Ma se i genovesi hanno avuto almeno la buona creanza di non affidargli incarichi pubblici, a fare scuola sono i calabresi. Di indagati al loro posto ce n’è un po’, laggiù, ma su tutti spicca Vincenzo Sculco, il condannato. Lo chiamano «Sua Preferenza» per quei 7209 voti che dalla vicepresidenza della Provincia di Crotone lo hanno portato in consiglio regionale. Sculco è stato condannato nel 2007 a sette anni di reclusione per frode in pubbliche forniture, truffa, falso ideologico, turbata libertà degli incanti, corruzione e concussione con interdizione perpetua dai pubblici uffici. Solo che qui la «perpetua» è al massimo quella di Don Abbondio. Perché un anno e mezzo dopo, era l’agosto del 2008, Sculco era già di nuovo al suo posto.

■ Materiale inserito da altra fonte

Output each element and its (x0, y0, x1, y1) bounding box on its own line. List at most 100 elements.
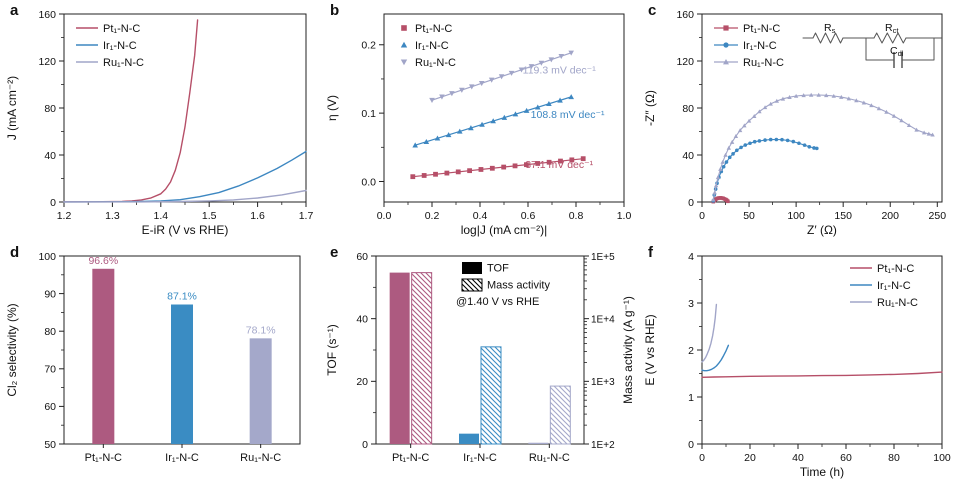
category-label: Ir₁-N-C (165, 452, 199, 464)
marker (558, 158, 563, 164)
marker (737, 128, 743, 133)
bar-mass-activity (411, 272, 433, 445)
marker (839, 94, 844, 99)
bar-tof (459, 433, 479, 444)
marker (797, 141, 801, 146)
y-tick-label: 0 (688, 197, 694, 209)
x-axis-title: Time (h) (800, 465, 844, 479)
marker (785, 138, 790, 143)
x-tick-label: 0 (699, 452, 705, 464)
marker (774, 137, 779, 142)
y-tick-label: 2 (688, 345, 694, 357)
legend-swatch-hatched (461, 278, 483, 292)
x-tick-label: 0.6 (521, 210, 536, 222)
x-axis-title: E-iR (V vs RHE) (142, 223, 229, 237)
legend-label: Pt₁-N-C (743, 23, 780, 35)
marker (713, 183, 719, 188)
y-axis-title: J (mA cm⁻²) (5, 76, 19, 140)
marker (429, 97, 435, 103)
x-tick-label: 0.8 (569, 210, 584, 222)
marker (921, 130, 927, 135)
marker (808, 92, 814, 97)
panel-letter-a: a (10, 2, 19, 19)
marker (468, 84, 475, 90)
marker (774, 98, 780, 103)
marker (854, 98, 859, 103)
y-tick-label: 80 (682, 103, 694, 115)
marker (723, 152, 728, 157)
marker (743, 143, 748, 147)
marker (763, 138, 767, 142)
slope-annotation: 37.1 mV dec⁻¹ (525, 159, 593, 171)
marker (812, 146, 816, 150)
x-tick-label: 1.2 (57, 210, 72, 222)
marker (723, 25, 729, 31)
chart-stability: 0 20 40 60 80 100 0 1 2 3 4 Time (h) E (V vs RHE) Pt₁… (643, 251, 951, 479)
x-tick-label: 50 (743, 210, 755, 222)
legend-note: @1.40 V vs RHE (456, 296, 539, 308)
marker (512, 111, 519, 117)
y-tick-label: 4 (688, 251, 694, 263)
panel-letter-f: f (648, 244, 653, 261)
marker (733, 134, 739, 138)
marker (727, 155, 732, 160)
marker (488, 77, 495, 83)
marker (914, 127, 919, 132)
y-tick-label: 60 (356, 251, 368, 263)
y-tick-label: 80 (44, 103, 56, 115)
circuit-label: Cdl (890, 45, 904, 58)
marker (746, 118, 752, 123)
y-tick-label: 160 (38, 9, 56, 21)
marker (742, 123, 747, 128)
panel-b: b 0.0 0.2 0.4 0.6 0.8 1.0 0.0 0.1 0.2 log|J (mA c… (320, 0, 638, 242)
legend-label: Ru₁-N-C (103, 57, 144, 69)
marker (557, 97, 563, 103)
marker (523, 107, 530, 113)
marker (801, 93, 806, 98)
y-tick-label: 0 (50, 197, 56, 209)
legend-swatch-solid (462, 262, 482, 274)
marker (720, 159, 725, 164)
y-tick-label: 90 (44, 288, 56, 300)
legend-label: Ir₁-N-C (877, 280, 911, 292)
marker (831, 93, 836, 98)
x-tick-label: 20 (744, 452, 756, 464)
circuit-label: Rs (824, 22, 836, 35)
bar-mass-activity (549, 385, 571, 445)
plot-frame (701, 13, 943, 203)
marker (780, 96, 786, 101)
marker (421, 173, 427, 178)
panel-letter-e: e (330, 244, 339, 261)
marker (884, 109, 889, 114)
panel-letter-d: d (10, 244, 20, 261)
series-line (63, 150, 307, 203)
marker (718, 166, 723, 171)
x-tick-label: 1.6 (250, 210, 265, 222)
marker (899, 118, 904, 123)
bar-mass-activity (480, 346, 502, 445)
marker (478, 167, 484, 172)
x-axis-title: log|J (mA cm⁻²)| (461, 223, 548, 237)
series-line (873, 32, 907, 44)
marker (569, 157, 575, 163)
x-tick-label: 0 (699, 210, 705, 222)
y-tick-label: 60 (44, 401, 56, 413)
marker (768, 101, 773, 106)
marker (906, 123, 912, 128)
marker (501, 164, 507, 170)
category-label: Ru₁-N-C (240, 452, 281, 464)
marker (861, 100, 867, 105)
legend-label: Pt₁-N-C (415, 23, 452, 35)
bar-value-label: 96.6% (88, 255, 118, 267)
legend-label: Pt₁-N-C (877, 263, 914, 275)
x-tick-label: 60 (840, 452, 852, 464)
chart-tof-mass-activity: 0 20 40 60 TOF (s⁻¹) 1E+2 1E+3 1E+4 1E+5 Mass act… (325, 251, 635, 464)
y-tick-label: 80 (44, 326, 56, 338)
marker (455, 169, 461, 175)
marker (780, 137, 784, 142)
y-tick-label: 40 (356, 313, 368, 325)
marker (501, 114, 508, 120)
marker (512, 163, 518, 169)
marker (401, 25, 407, 31)
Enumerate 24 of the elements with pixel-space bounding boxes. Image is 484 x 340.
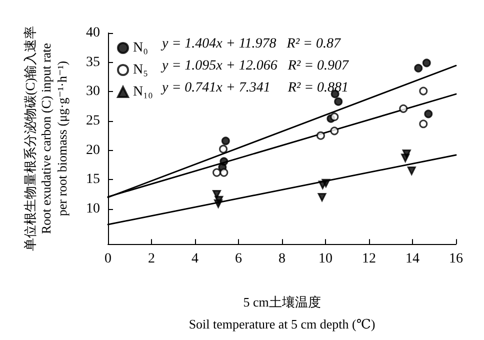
y-tick-label: 35 [86,54,100,70]
legend-label: N₁₀ [133,84,153,100]
y-tick-label: 25 [86,113,100,128]
y-tick-label: 40 [86,26,100,40]
annotation: y = 1.095x + 12.066 R² = 0.907 [160,58,350,74]
y-tick-label: 20 [86,142,100,158]
x-tick-label: 6 [235,252,242,267]
annotation: y = 1.404x + 11.978 R² = 0.87 [160,36,342,52]
x-tick-label: 4 [192,252,198,267]
x-tick-label: 14 [406,252,420,267]
x-tick-label: 16 [449,252,463,267]
legend-label: N₅ [133,62,148,78]
x-tick-label: 10 [318,252,332,267]
y-axis-title: 单位根生物量根系分泌物碳(C)输入速率 Root exudative carbon (C) input rate per root biomass (μg·g⁻¹·h⁻¹) [22,26,70,252]
x-tick-label: 0 [104,252,112,267]
x-tick-label: 12 [362,252,376,267]
y-tick-label: 30 [86,84,100,100]
x-tick-label: 8 [278,252,286,267]
legend-label: N₀ [133,40,148,56]
annotation: y = 0.741x + 7.341 R² = 0.881 [160,80,349,96]
y-tick-label: 15 [86,172,100,188]
y-tick-label: 10 [86,201,100,216]
x-axis-title: 5 cm土壤温度 Soil temperature at 5 cm depth (℃) [188,294,376,332]
x-tick-label: 2 [148,252,155,267]
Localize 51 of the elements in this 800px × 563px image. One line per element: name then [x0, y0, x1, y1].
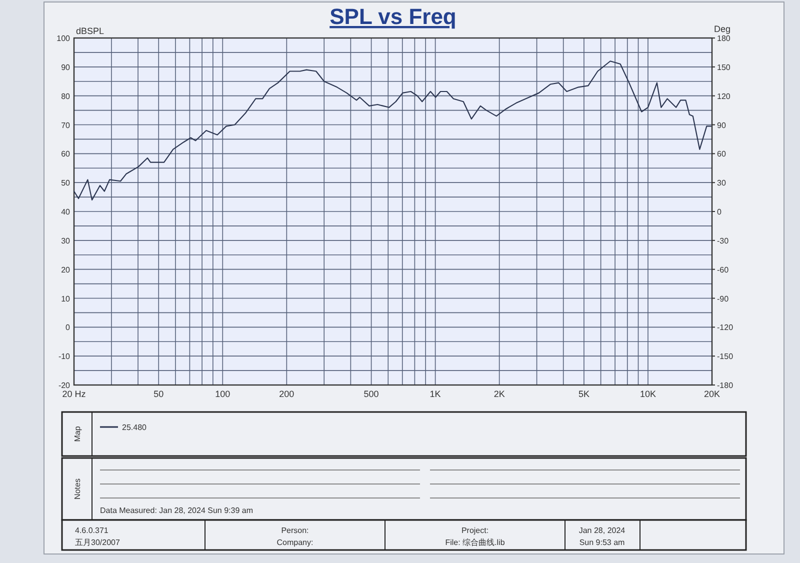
x-tick-label: 200 [279, 389, 294, 399]
x-tick-label: 50 [154, 389, 164, 399]
y2-tick-label: -60 [717, 265, 730, 274]
y-tick-label: 10 [61, 294, 71, 304]
y-axis-title: dBSPL [76, 26, 104, 36]
text: Notes [73, 478, 82, 500]
x-tick-label: 1K [430, 389, 441, 399]
y2-tick-label: -180 [717, 381, 734, 390]
x-tick-label: 10K [640, 389, 656, 399]
text: 五月30/2007 [75, 538, 120, 547]
y-tick-label: 50 [61, 178, 71, 188]
y2-tick-label: 90 [717, 120, 726, 130]
text: Jan 28, 2024 [578, 526, 626, 535]
y-tick-label: 0 [66, 323, 71, 332]
text: Company: [276, 538, 314, 547]
y2-tick-label: 180 [717, 34, 731, 43]
y2-tick-label: -90 [717, 294, 730, 304]
y2-tick-label: 0 [717, 208, 722, 216]
x-tick-label: 100 [215, 389, 230, 399]
y-tick-label: -10 [58, 352, 71, 362]
text: Project: [461, 526, 489, 535]
y-tick-label: -20 [58, 381, 71, 390]
y-tick-label: 20 [61, 265, 71, 274]
y-tick-label: 60 [61, 150, 71, 159]
y2-tick-label: -150 [717, 352, 734, 362]
y2-tick-label: 150 [717, 62, 731, 72]
text: Sun 9:53 am [579, 538, 626, 547]
text: Data Measured: Jan 28, 2024 Sun 9:39 am [100, 506, 254, 515]
text: File: 综合曲线.lib [445, 538, 506, 547]
x-tick-label: 20K [704, 389, 720, 399]
y-tick-label: 70 [61, 120, 71, 130]
y2-tick-label: 30 [717, 178, 726, 188]
y-tick-label: 30 [61, 236, 71, 246]
y-tick-label: 90 [61, 62, 71, 72]
text: Person: [281, 526, 309, 535]
y2-tick-label: 120 [717, 92, 731, 101]
y-tick-label: 40 [61, 208, 71, 216]
legend-title: Map [73, 426, 82, 442]
x-tick-label: 5K [578, 389, 590, 399]
text: 4.6.0.371 [75, 526, 109, 535]
y-tick-label: 100 [56, 34, 71, 43]
x-tick-label: 20 Hz [62, 389, 86, 399]
legend-label: 25.480 [122, 423, 148, 432]
y2-tick-label: -120 [717, 323, 734, 332]
chart-title: SPL vs Freq [330, 4, 456, 29]
y2-axis-title: Deg [714, 24, 731, 34]
x-tick-label: 500 [364, 389, 379, 399]
y2-tick-label: 60 [717, 150, 726, 159]
x-tick-label: 2K [494, 389, 505, 399]
y-tick-label: 80 [61, 92, 71, 101]
y2-tick-label: -30 [717, 236, 730, 246]
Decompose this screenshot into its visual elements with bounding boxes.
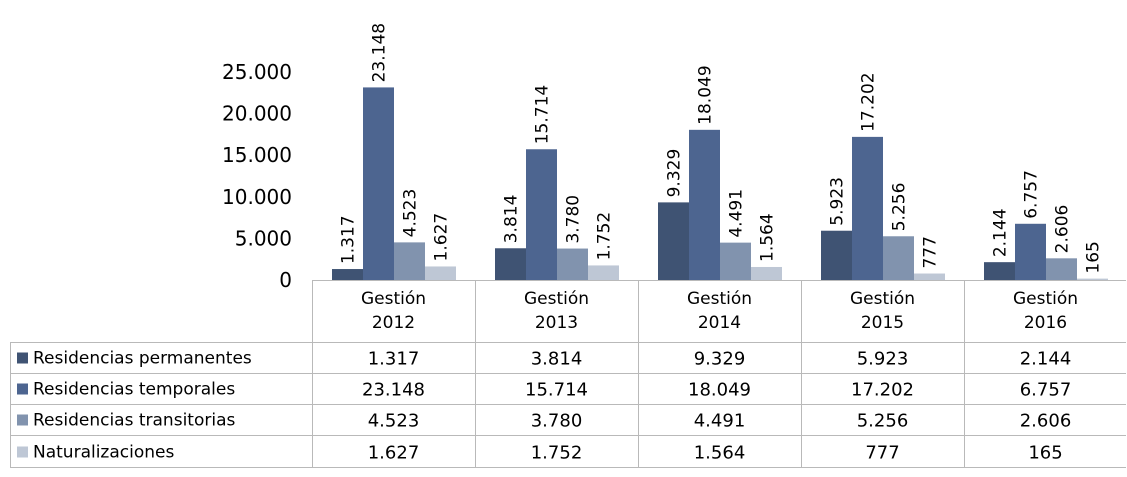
table-cell-value: 1.752 — [531, 443, 583, 464]
category-label: 2014 — [698, 313, 741, 333]
table-cell-value: 1.564 — [694, 443, 746, 464]
table-cell-value: 3.780 — [531, 411, 583, 432]
table-cell-value: 2.144 — [1020, 349, 1072, 370]
bar — [658, 202, 689, 280]
bar — [495, 248, 526, 280]
y-tick-label: 20.000 — [222, 102, 292, 126]
table-cell-value: 9.329 — [694, 349, 746, 370]
series-name: Residencias permanentes — [33, 349, 252, 369]
bar-value-label: 165 — [1084, 241, 1104, 273]
bar-value-label: 3.814 — [502, 195, 522, 244]
bar-value-label: 4.491 — [727, 189, 747, 238]
category-label: Gestión — [524, 289, 589, 309]
legend-key — [17, 446, 28, 458]
bar-value-label: 23.148 — [370, 23, 390, 82]
bar-value-label: 2.606 — [1053, 205, 1073, 254]
bar-value-label: 1.317 — [339, 215, 359, 264]
table-cell-value: 6.757 — [1020, 380, 1072, 401]
table-cell-value: 165 — [1028, 443, 1062, 464]
y-tick-label: 15.000 — [222, 143, 292, 167]
table-cell-value: 2.606 — [1020, 411, 1072, 432]
bar — [751, 266, 782, 280]
category-label: 2016 — [1024, 313, 1067, 333]
bar-value-label: 777 — [921, 236, 941, 268]
bar — [914, 273, 945, 280]
bar — [689, 129, 720, 280]
y-axis: 0 5.000 10.000 15.000 20.000 25.000 — [222, 60, 292, 292]
category-label: 2012 — [372, 313, 415, 333]
bar-value-label: 2.144 — [991, 208, 1011, 257]
bar — [588, 265, 619, 280]
bar — [557, 248, 588, 280]
legend-key — [17, 352, 28, 364]
category-label: Gestión — [687, 289, 752, 309]
y-tick-label: 25.000 — [222, 60, 292, 84]
table-cell-value: 5.256 — [857, 411, 909, 432]
y-tick-label: 0 — [279, 268, 292, 292]
bar — [363, 87, 394, 281]
bar-value-label: 17.202 — [859, 72, 879, 131]
table-cell-value: 17.202 — [851, 380, 914, 401]
series-name: Residencias transitorias — [33, 411, 235, 431]
category-label: Gestión — [361, 289, 426, 309]
bar — [526, 149, 557, 280]
bar — [425, 266, 456, 280]
data-labels: 1.317 23.148 4.523 1.627 3.814 15.714 3.780 1.7… — [339, 23, 1104, 274]
plot-area — [332, 87, 1108, 281]
bar — [720, 242, 751, 280]
table-cell-value: 15.714 — [525, 380, 588, 401]
y-tick-label: 10.000 — [222, 185, 292, 209]
bar-value-label: 1.752 — [595, 212, 615, 261]
bar-value-label: 1.627 — [432, 213, 452, 262]
bar — [332, 269, 363, 280]
bar — [883, 236, 914, 280]
table-cell-value: 1.317 — [368, 349, 420, 370]
bar-value-label: 5.923 — [828, 177, 848, 226]
series-name: Naturalizaciones — [33, 443, 174, 463]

Lo dice la legge, la numero 15 del 1990, che l’interdizione cessa dopo 18 mesi in attesa dell’Appello. E la legge va rispettata, che ci volete fare. E che importano l’etica e la questione morale.
Su Facebook, per dire, da mesi un folto gruppo che chiede al senatore Alberto Tedesco di uscire dal Pd, se proprio non può mollare lo scranno. L’ex assessore alla Sanità della Regione Puglia si era dimesso a febbraio, dopo l’iscrizione nel registro degli indagati per un’inchiesta su presunte tangenti della Direzione distrettuale antimafia.

Prima del processo il Pd candidò capolista in Puglia l’ex ministro Paolo De Castro, la cui elezione al parlamento europeo liberò il posto a palazzo Madama per Tedesco, che così ottenne l’immunità parlamentare. Vedi che il Lodo Alfano non serve.